Chi siano i personaggi coinvolti nell’operazione è presto detto. Di Tommaso ormai sappiamo, Gatto è un altro grandissimo del jazz italiano, probabilmente il più noto in assoluto, dopo aver collaborato anche lui con Chet Baker, e in qualche leggendaria performance con Pat Metheny, con i Lingomania, con Joe Lovano, Fiorentino, Fresu, Ciotti, la Marcotulli, la De Vito, e così via. Infine c’è Enrico Intra, che è un nome che a un sacco di gente non dice nulla, perchè come tutti i grandissimi, non ha mai fatto nulla per comparire a tutti i costi. Potrei dirvi ad esempio che il famoso Derby club di Milano, quello del cabaret, all’inizio si chiamava Intra’s Derby Club, perchè lo ha fondato lui. Oppure potrei dirvi delle sue composizioni suonate da Gerry Mulligan, della sua direzione delle migliori orchestre italiane incluse quelle di Sanremo. Oppure quando venne piazzato tra i migliori pianisti europei dalla rivista francese ‘hot jazz’. E ancora tutto questo non gli farebbe giustizia.

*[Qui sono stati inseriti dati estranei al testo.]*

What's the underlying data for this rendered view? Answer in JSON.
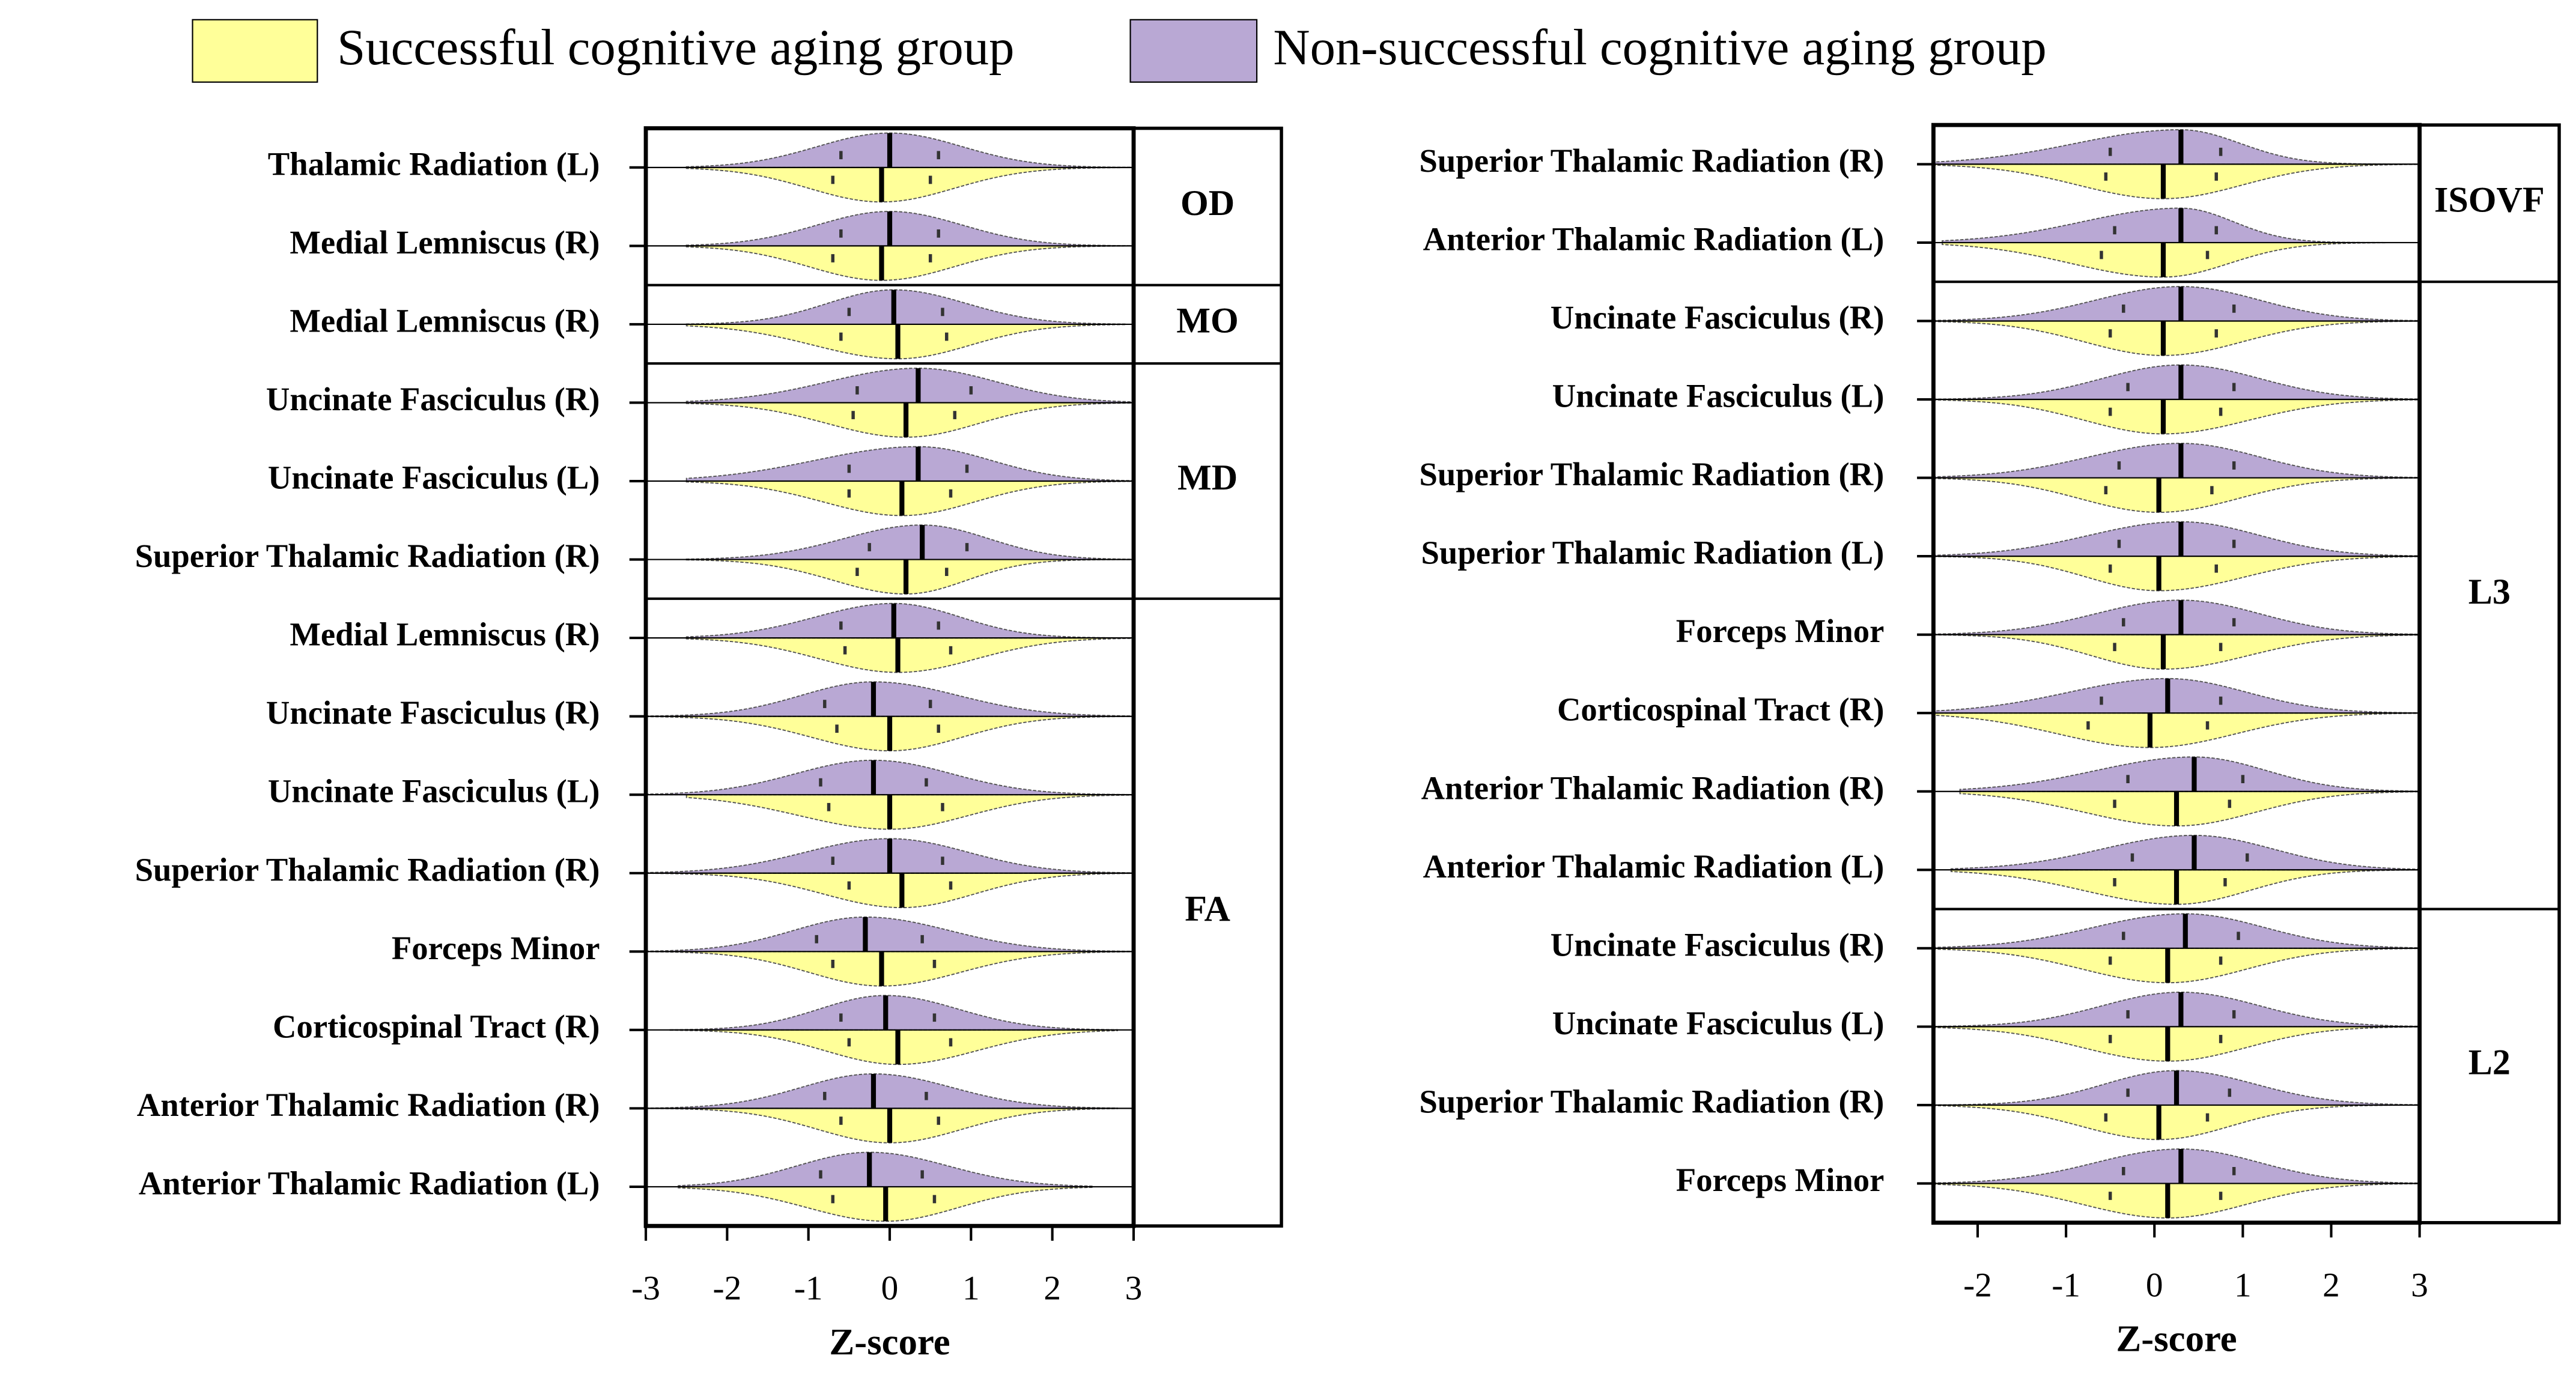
{
  "chart_data": [
    {
      "type": "violin",
      "xlabel": "Z-score",
      "xlim": [
        -3,
        3
      ],
      "xticks": [
        -3,
        -2,
        -1,
        0,
        1,
        2,
        3
      ],
      "categories": [
        "Thalamic Radiation (L)",
        "Medial Lemniscus (R)",
        "Medial Lemniscus (R)",
        "Uncinate Fasciculus (R)",
        "Uncinate Fasciculus (L)",
        "Superior Thalamic Radiation (R)",
        "Medial Lemniscus (R)",
        "Uncinate Fasciculus (R)",
        "Uncinate Fasciculus (L)",
        "Superior Thalamic Radiation (R)",
        "Forceps Minor",
        "Corticospinal Tract (R)",
        "Anterior Thalamic Radiation (R)",
        "Anterior Thalamic Radiation (L)"
      ],
      "panels": [
        "OD",
        "OD",
        "MO",
        "MD",
        "MD",
        "MD",
        "FA",
        "FA",
        "FA",
        "FA",
        "FA",
        "FA",
        "FA",
        "FA"
      ],
      "series": [
        {
          "name": "Successful cognitive aging group",
          "color": "#ffff99",
          "values": [
            [
              -2.5,
              -0.7,
              -0.1,
              0.5,
              3.0
            ],
            [
              -2.5,
              -0.7,
              -0.1,
              0.5,
              3.0
            ],
            [
              -2.5,
              -0.6,
              0.1,
              0.7,
              2.9
            ],
            [
              -2.5,
              -0.45,
              0.2,
              0.8,
              3.0
            ],
            [
              -2.5,
              -0.5,
              0.15,
              0.75,
              3.0
            ],
            [
              -2.5,
              -0.4,
              0.2,
              0.7,
              3.0
            ],
            [
              -2.5,
              -0.55,
              0.1,
              0.75,
              3.0
            ],
            [
              -3.0,
              -0.65,
              0,
              0.6,
              3.0
            ],
            [
              -2.5,
              -0.75,
              0,
              0.65,
              3.0
            ],
            [
              -3.0,
              -0.5,
              0.15,
              0.75,
              3.0
            ],
            [
              -3.0,
              -0.7,
              -0.1,
              0.55,
              3.0
            ],
            [
              -2.7,
              -0.5,
              0.1,
              0.75,
              2.8
            ],
            [
              -3.0,
              -0.6,
              0,
              0.6,
              2.8
            ],
            [
              -2.6,
              -0.7,
              -0.05,
              0.55,
              2.5
            ]
          ]
        },
        {
          "name": "Non-successful cognitive aging group",
          "color": "#b9a8d4",
          "values": [
            [
              -2.5,
              -0.6,
              0,
              0.6,
              3.0
            ],
            [
              -2.5,
              -0.6,
              0,
              0.6,
              3.0
            ],
            [
              -2.5,
              -0.5,
              0.05,
              0.65,
              2.9
            ],
            [
              -2.5,
              -0.4,
              0.35,
              1.0,
              3.0
            ],
            [
              -2.5,
              -0.5,
              0.35,
              0.95,
              3.0
            ],
            [
              -2.5,
              -0.25,
              0.4,
              0.95,
              3.0
            ],
            [
              -2.5,
              -0.6,
              0.05,
              0.6,
              3.0
            ],
            [
              -3.0,
              -0.8,
              -0.2,
              0.5,
              3.0
            ],
            [
              -3.0,
              -0.85,
              -0.2,
              0.45,
              3.0
            ],
            [
              -3.0,
              -0.7,
              0,
              0.65,
              3.0
            ],
            [
              -3.0,
              -0.9,
              -0.3,
              0.4,
              3.0
            ],
            [
              -2.7,
              -0.6,
              -0.05,
              0.55,
              2.8
            ],
            [
              -3.0,
              -0.8,
              -0.2,
              0.45,
              2.8
            ],
            [
              -2.6,
              -0.85,
              -0.25,
              0.4,
              2.5
            ]
          ]
        }
      ]
    },
    {
      "type": "violin",
      "xlabel": "Z-score",
      "xlim": [
        -2.5,
        3
      ],
      "xticks": [
        -2,
        -1,
        0,
        1,
        2,
        3
      ],
      "categories": [
        "Superior Thalamic Radiation (R)",
        "Anterior Thalamic Radiation (L)",
        "Uncinate Fasciculus (R)",
        "Uncinate Fasciculus (L)",
        "Superior Thalamic Radiation (R)",
        "Superior Thalamic Radiation (L)",
        "Forceps Minor",
        "Corticospinal Tract (R)",
        "Anterior Thalamic Radiation (R)",
        "Anterior Thalamic Radiation (L)",
        "Uncinate Fasciculus (R)",
        "Uncinate Fasciculus (L)",
        "Superior Thalamic Radiation (R)",
        "Forceps Minor"
      ],
      "panels": [
        "ISOVF",
        "ISOVF",
        "L3",
        "L3",
        "L3",
        "L3",
        "L3",
        "L3",
        "L3",
        "L3",
        "L2",
        "L2",
        "L2",
        "L2"
      ],
      "series": [
        {
          "color": "#ffff99",
          "values": [
            [
              -2.5,
              -0.55,
              0.1,
              0.7,
              3.0
            ],
            [
              -2.4,
              -0.6,
              0.1,
              0.6,
              3.0
            ],
            [
              -2.5,
              -0.5,
              0.1,
              0.7,
              3.0
            ],
            [
              -2.5,
              -0.5,
              0.1,
              0.75,
              3.0
            ],
            [
              -2.5,
              -0.55,
              0.05,
              0.65,
              3.0
            ],
            [
              -2.5,
              -0.5,
              0.05,
              0.7,
              3.0
            ],
            [
              -2.5,
              -0.45,
              0.1,
              0.75,
              3.0
            ],
            [
              -2.5,
              -0.75,
              -0.05,
              0.6,
              3.0
            ],
            [
              -2.2,
              -0.45,
              0.25,
              0.85,
              3.0
            ],
            [
              -2.3,
              -0.45,
              0.25,
              0.8,
              3.0
            ],
            [
              -2.5,
              -0.5,
              0.15,
              0.75,
              3.0
            ],
            [
              -2.5,
              -0.5,
              0.15,
              0.75,
              3.0
            ],
            [
              -2.5,
              -0.55,
              0.05,
              0.6,
              3.0
            ],
            [
              -2.5,
              -0.5,
              0.15,
              0.75,
              3.0
            ]
          ]
        },
        {
          "color": "#b9a8d4",
          "values": [
            [
              -2.5,
              -0.5,
              0.3,
              0.75,
              3.0
            ],
            [
              -2.4,
              -0.45,
              0.3,
              0.7,
              3.0
            ],
            [
              -2.5,
              -0.35,
              0.3,
              0.9,
              3.0
            ],
            [
              -2.5,
              -0.3,
              0.3,
              0.9,
              3.0
            ],
            [
              -2.5,
              -0.4,
              0.3,
              0.9,
              3.0
            ],
            [
              -2.5,
              -0.4,
              0.3,
              0.9,
              3.0
            ],
            [
              -2.5,
              -0.35,
              0.3,
              0.9,
              3.0
            ],
            [
              -2.5,
              -0.6,
              0.15,
              0.75,
              3.0
            ],
            [
              -2.2,
              -0.3,
              0.45,
              1.0,
              3.0
            ],
            [
              -2.3,
              -0.25,
              0.45,
              1.05,
              3.0
            ],
            [
              -2.5,
              -0.35,
              0.35,
              0.95,
              3.0
            ],
            [
              -2.5,
              -0.3,
              0.3,
              0.9,
              3.0
            ],
            [
              -2.5,
              -0.3,
              0.25,
              0.85,
              3.0
            ],
            [
              -2.5,
              -0.35,
              0.3,
              0.9,
              3.0
            ]
          ]
        }
      ]
    }
  ]
}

Non posso spiegarvi di più: l’unica cosa che potete fare, amici di Romainjazz, è andarvi a cercare questo disco, perchè c’è Il Trio. E Il Trio, non un trio, non l’XYZ trio, significa i tre musicisti più rappresentativi nella rispettiva categoria, gente che potrebbe raccontarvi la storia del jazz italiano meglio di chiunque altro. E quando avete il disco, non tentate di seguirli. Semplicemente abbandonatevi, e lasciatevi invadere dalla Musica.